Adryana Aldeen, a public policy consultant who has worked with the Republican Party of Texas in the past, said that both candidates have connections to the Hispanic community, pointing out Mr. O’Rourke’s fluency in Spanish and upbringing in Hispanic-majority El Paso and Mr. Abbott’s wife, whose family immigrated from Mexico.
“It is very clear that Latinos are very conservative in their values,” she said, but with room for moderation. On guns, she cited her own view that the state’s permitless carry law, passed in 2021 and signed by Mr. Abbott, may have gone too far in the direction of removing restrictions.
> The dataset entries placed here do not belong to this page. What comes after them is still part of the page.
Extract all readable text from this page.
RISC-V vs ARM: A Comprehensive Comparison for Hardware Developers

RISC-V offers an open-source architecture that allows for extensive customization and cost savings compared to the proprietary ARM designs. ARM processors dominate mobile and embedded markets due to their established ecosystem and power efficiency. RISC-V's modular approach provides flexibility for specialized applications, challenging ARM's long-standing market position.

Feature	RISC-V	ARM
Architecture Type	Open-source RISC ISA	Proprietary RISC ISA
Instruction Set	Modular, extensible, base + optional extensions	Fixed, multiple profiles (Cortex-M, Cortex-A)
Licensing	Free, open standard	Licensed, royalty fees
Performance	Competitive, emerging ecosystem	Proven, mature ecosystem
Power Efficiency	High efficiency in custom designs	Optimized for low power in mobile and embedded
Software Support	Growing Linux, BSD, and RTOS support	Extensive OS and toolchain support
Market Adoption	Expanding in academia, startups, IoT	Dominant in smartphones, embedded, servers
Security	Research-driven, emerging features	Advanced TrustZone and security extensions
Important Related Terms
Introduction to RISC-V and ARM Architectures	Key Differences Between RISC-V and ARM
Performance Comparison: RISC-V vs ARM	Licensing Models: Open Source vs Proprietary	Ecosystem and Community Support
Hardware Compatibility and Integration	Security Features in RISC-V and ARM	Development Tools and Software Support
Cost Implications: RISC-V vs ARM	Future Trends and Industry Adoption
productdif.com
“I personally have a gun. I have a license to carry that gun. I had a background check. I do believe that it’s OK to have those things,” she said. “I know that many of my fellow Republicans do not agree.”
Looking to capitalize on what his advisers see as momentum, Mr. O’Rourke has returned to the road, his political comfort zone, with a 49-day drive to events around Texas.
“If you just look at from April to July, the race changed 5 points,” said Chris Evans, a spokesman for the campaign. “People are not happy with the direction the state is going and we’re going right to them and offering them the alternative.”
But it’s not clear how long the effect of recent events on the Texas electorate will last.
Rising consumer costs were front of mind for Sophia Graves, 50, on a recent afternoon at the First Colony Mall in Sugar Land, a fast-growing community outside of Houston that is among the nation’s most diverse.
“Everything is expensive right now,” said Ms. Graves, a real estate agent from nearby Missouri City, who was shopping with her 17-year-old daughter. “We need relief.”
But she said she still planned to vote for Mr. O’Rourke because “he’s just refreshing” and she agreed with him on policies like abortion and the need for stricter gun regulations. She said recent events had made her optimistic that he could win. “I’m more hopeful,” she said. “It’s time for a change.”
Inflation was also Ahmad Sadozai’s main concern, threatening the middle class lifestyle that he said drew so many immigrants to the United States. “I love this country,” said Mr. Sadozai, who came to Texas as a refugee from Afghanistan nearly 20 years ago and works two jobs, as a school bus driver and a home health aide. He did not have a preferred candidate for governor.
“They need to raise the salaries,” he said, pausing to take bites of a banana sundae in a rolled-up waffle. “Other than that, I love it. Look at what I’m eating!” he said with a smile.
Edgar Sandoval contributed reporting.